“Training LLMs over Neurally Compressed Text”, 2024-04-04 ():
In this paper, we explore the idea of training large language models (LLMs) over highly compressed text. While standard subword tokenizers compress text by a small factor, neural text compressors can achieve much higher rates of compression. If it were possible to train LLMs directly over neurally compressed text, this would confer advantages in training and serving efficiency, as well as easier handling of long text spans.
The main obstacle to this goal is that strong compression tends to produce opaque outputs that are not well-suited for learning. In particular, we find that text naively compressed via Arithmetic Coding is not readily learnable by LLMs…In practice, we find that text compressed via Arithmetic Coding is not readily learnable by a standard transformer-based LLM, with resulting models predicting tokens at chance. Interestingly, this result holds even when M1 is reduced to a context-free unigram model, suggesting that the challenge of modeling AC-compressed text stems from the difficulty of learning the AC compression/decompression process itself. We verify this hypothesis by showing that even the sub-tasks of AC-compressing and AC-decompressing text are not learned well beyond a few initial tokens.

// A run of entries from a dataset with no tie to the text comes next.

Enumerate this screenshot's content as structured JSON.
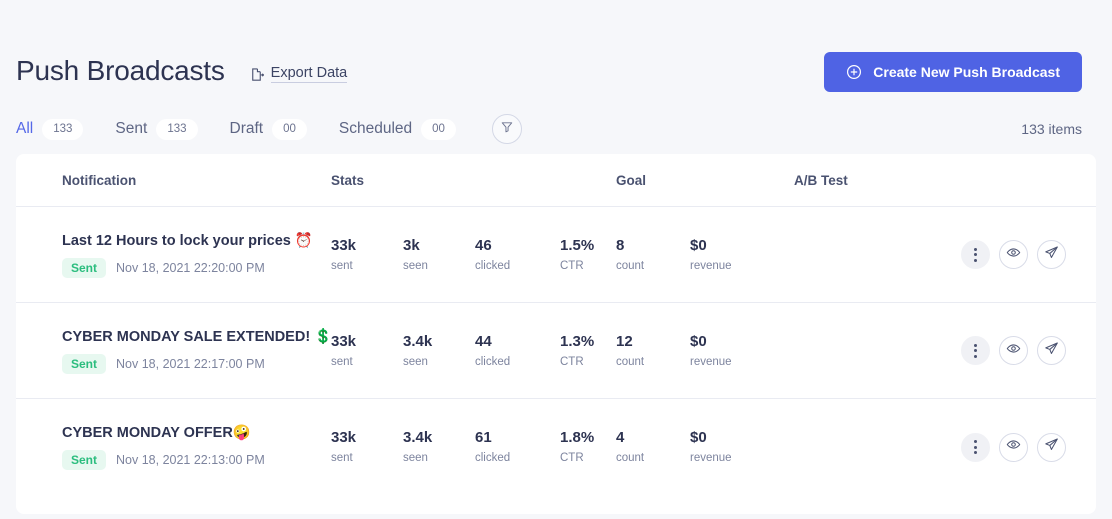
{
  "header": {
    "title": "Push Broadcasts",
    "export_label": "Export Data",
    "export_icon": "export-document-icon",
    "create_button_label": "Create New Push Broadcast",
    "create_button_icon": "plus-circle-icon",
    "accent_color": "#4f63e4"
  },
  "tabs": {
    "items": [
      {
        "label": "All",
        "count": "133",
        "active": true
      },
      {
        "label": "Sent",
        "count": "133",
        "active": false
      },
      {
        "label": "Draft",
        "count": "00",
        "active": false
      },
      {
        "label": "Scheduled",
        "count": "00",
        "active": false
      }
    ],
    "filter_icon": "funnel-filter-icon",
    "items_count": "133 items"
  },
  "table": {
    "columns": [
      "Notification",
      "Stats",
      "Goal",
      "A/B Test"
    ],
    "stat_labels": {
      "sent": "sent",
      "seen": "seen",
      "clicked": "clicked",
      "ctr": "CTR",
      "count": "count",
      "revenue": "revenue"
    },
    "rows": [
      {
        "title": "Last 12 Hours to lock your prices ⏰",
        "status": "Sent",
        "timestamp": "Nov 18, 2021 22:20:00 PM",
        "sent": "33k",
        "seen": "3k",
        "clicked": "46",
        "ctr": "1.5%",
        "count": "8",
        "revenue": "$0",
        "abtest": ""
      },
      {
        "title": "CYBER MONDAY SALE EXTENDED! 💲",
        "status": "Sent",
        "timestamp": "Nov 18, 2021 22:17:00 PM",
        "sent": "33k",
        "seen": "3.4k",
        "clicked": "44",
        "ctr": "1.3%",
        "count": "12",
        "revenue": "$0",
        "abtest": ""
      },
      {
        "title": "CYBER MONDAY OFFER🤪",
        "status": "Sent",
        "timestamp": "Nov 18, 2021 22:13:00 PM",
        "sent": "33k",
        "seen": "3.4k",
        "clicked": "61",
        "ctr": "1.8%",
        "count": "4",
        "revenue": "$0",
        "abtest": ""
      }
    ],
    "actions": {
      "more_icon": "more-vertical-icon",
      "preview_icon": "eye-icon",
      "send_icon": "paper-plane-icon"
    },
    "status_color": "#2bbd7e"
  }
}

To overcome this, we propose Equal-Info Windows, a novel compression technique whereby text is segmented into blocks that each compress to the same bit length. Using this method, we demonstrate effective learning over neurally compressed text that improves with scale, and outperforms byte-level baselines by a wide margin on perplexity and inference speed benchmarks.
While our method delivers worse perplexity than subword tokenizers for models trained with the same parameter count, it has the benefit of shorter sequence lengths. Shorter sequence lengths require fewer autoregressive generation steps, and reduce latency.
Finally, we provide extensive analysis of the properties that contribute to learnability, and offer concrete suggestions for how to further improve the performance of high-compression tokenizers.